Tuesday, October 4, 2011

A Stop Worth Münchening

Munich


Although it was Oktoberfest that led us to Munich, we also got to spend a lot time exploring the non-beer fest part of the city and surrounds.  And not to worry, there are still plenty of biergartens and beer halls apart from Oktoberfest.  Our host at our first AirBNB in a suburb of Munich showed us around the palace near their house (everywhere seems to have a local palace), and made a delicious Bavarian picnic of a mayonnaisey noodle salad, various sausages, salted radishes (that you make spirals out of using this awesome screw tool), and pretzels which we ate at the palace’s very own biergarten.  
Then, with a recent visit to Munich under his belt, Edgar showed us around Munich’s historic center.  We saw the town hall’s giant cuckoo clock with a 5 minute animated story, strolled around the outdoor market, Viktualienmarkt, and complemented our visit to the world’s largest beer festival with a visit to the Höfbrauhaus, one of the world’s largest beer halls. The Höfbrauhaus is similar to Oktoberfest with bench seating where you cram in with total strangers and couple masse of beer later you’re Facebook friends for life. They serve the same beer, have the same menu, and have the requisite oom-pah music of Oktoberfest, but it’s there year-round. Despite the festival still going on a few miles away, the place was completely packed. 
After Edgar headed back to Vienna, the three days of Oktoberfest and one day at Höfbrauhaus caught up with us.  We both had caught colds (Gesundheit). We hoped to get some good rest at our new AirBNB home stay.

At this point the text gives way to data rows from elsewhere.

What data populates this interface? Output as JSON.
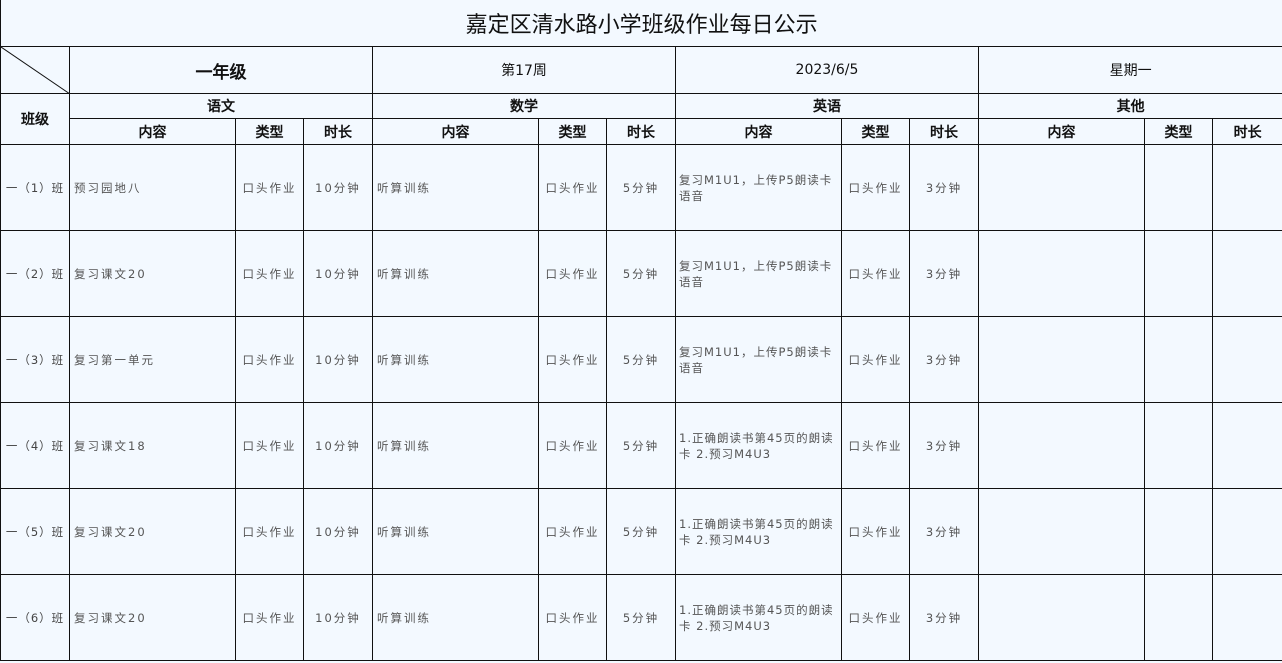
{
  "title": "嘉定区清水路小学班级作业每日公示",
  "header": {
    "grade": "一年级",
    "week": "第17周",
    "date": "2023/6/5",
    "weekday": "星期一",
    "class_label": "班级"
  },
  "subjects": [
    "语文",
    "数学",
    "英语",
    "其他"
  ],
  "subcols": {
    "content": "内容",
    "type": "类型",
    "duration": "时长"
  },
  "rows": [
    {
      "class": "一（1）班",
      "chinese": {
        "content": "预习园地八",
        "type": "口头作业",
        "duration": "10分钟"
      },
      "math": {
        "content": "听算训练",
        "type": "口头作业",
        "duration": "5分钟"
      },
      "english": {
        "content": "复习M1U1，上传P5朗读卡语音",
        "type": "口头作业",
        "duration": "3分钟"
      }
    },
    {
      "class": "一（2）班",
      "chinese": {
        "content": "复习课文20",
        "type": "口头作业",
        "duration": "10分钟"
      },
      "math": {
        "content": "听算训练",
        "type": "口头作业",
        "duration": "5分钟"
      },
      "english": {
        "content": "复习M1U1，上传P5朗读卡语音",
        "type": "口头作业",
        "duration": "3分钟"
      }
    },
    {
      "class": "一（3）班",
      "chinese": {
        "content": "复习第一单元",
        "type": "口头作业",
        "duration": "10分钟"
      },
      "math": {
        "content": "听算训练",
        "type": "口头作业",
        "duration": "5分钟"
      },
      "english": {
        "content": "复习M1U1，上传P5朗读卡语音",
        "type": "口头作业",
        "duration": "3分钟"
      }
    },
    {
      "class": "一（4）班",
      "chinese": {
        "content": "复习课文18",
        "type": "口头作业",
        "duration": "10分钟"
      },
      "math": {
        "content": "听算训练",
        "type": "口头作业",
        "duration": "5分钟"
      },
      "english": {
        "content": "1.正确朗读书第45页的朗读卡 2.预习M4U3",
        "type": "口头作业",
        "duration": "3分钟"
      }
    },
    {
      "class": "一（5）班",
      "chinese": {
        "content": "复习课文20",
        "type": "口头作业",
        "duration": "10分钟"
      },
      "math": {
        "content": "听算训练",
        "type": "口头作业",
        "duration": "5分钟"
      },
      "english": {
        "content": "1.正确朗读书第45页的朗读卡 2.预习M4U3",
        "type": "口头作业",
        "duration": "3分钟"
      }
    },
    {
      "class": "一（6）班",
      "chinese": {
        "content": "复习课文20",
        "type": "口头作业",
        "duration": "10分钟"
      },
      "math": {
        "content": "听算训练",
        "type": "口头作业",
        "duration": "5分钟"
      },
      "english": {
        "content": "1.正确朗读书第45页的朗读卡 2.预习M4U3",
        "type": "口头作业",
        "duration": "3分钟"
      }
    }
  ]
}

Unfortunately our host wouldn’t allow it, cornering us every morning and night with a repetitive hours-long list of suggested itineraries that would eventually become her demonstrating how to use Google maps (which we do know how to do).
As a result, we made efforts to spend a lot of time out of the house, taking advantage of the last few days of Munich’s good weather. We headed out for a nap at the English Garten, Munich’s Central Park. We’d forgotten what we’d read and heard about Germans love of sunbathing in the nude. So, on the warm October afternoon, we saw not just green, but also a lot of pinks and tans dotting the scenery.  The park also has two nice biergartens that we visited despite being under the weather, ordering ourselves a masse of apple juice instead of beer.
The next day we visited the Residenz, a palace in the city center, christening our very exciting Bavarian Castle Pass.  Not many places have enough castles to merit a castle pass, but Bavaria happens to be one of those places.  More on that later!  The Residenz had a huge treasury, a hall of ancestors (proving that the royalty in the palace were rightful heirs to the throne), a manmade grotto complete with mermaid statues that originally poured wine out of their nipples, and the chapel that held Prince Ludwig’s wedding in 1810, the reception of which was the first Oktoberfest.  Outside, there were beautiful grounds called Hofgarten.  We followed the sounds of music to the gazebo in the center, where dozens of people were swing dancing with so much skill that we didn’t dare join in.  As our host let us know later that night, they have that weekly in the park. 
Our last stop in Munich was to BMW World, pronounced BayEmVay Velt in German.  You know how Robin just loves BMWs.  They offer a comprehensive 3 hour walking tour through the factory. When we were purchasing our tickets, they asked if we had our Student IDs, David handed over his drivers license, to which the lady behind the counter said, “this is a drivers license not a student ID” but offered us a student discount anyway. The tour was very fascinating. We got to see the painting bay, where the cars are given a negative charge, and they ionize the paint to be positive so there is very little over spray.  Most of the factory uses robots instead of manpower, and the robotic arms work together when handing over car parts and waiting their turn to spot weld.  They seem very polite and very human.
With the clock ticking on our Bavarian Castle Pass, it was time to hit the road.  Stay tuned for the very exciting Road Trip 2011 #2!! 
Best eats:
Weissewurst at Hofbrauhaus: Two veal sausages served with sweet mustard. The sausages are highly perishable and are primarily served at breakfast along with a half liter of white beer. (More interesting than delicious)
Radler: A half beer half lemonade/lemon soda mix. It’s sweet and lighter in alcohol which is popular for when you’re biking or driving.
Best times:
Taking a sunny nap at the English Garten.
Watching the street acts (opera), street musicians (one group somehow brought out  a baby grand piano) and dancers (it was like watching a 90’s GAP commercial) all around the city


Best Laughs:
Watching the glockenspiel in the town center do its painfully slow act
Making a delicious sandwich from bread samples, truffle-infused salami and aged German cheese at the farmer’s market then not being able to get rid of the foot/butt smell it left on our hands the entire day.

Best tips:
On Sunday, the three contemporary art museums only charge 1 Euro for admission. A tip we could’ve utilized if our host hadn’t taken 2 hours to let us and explain how to use the door locks and city map.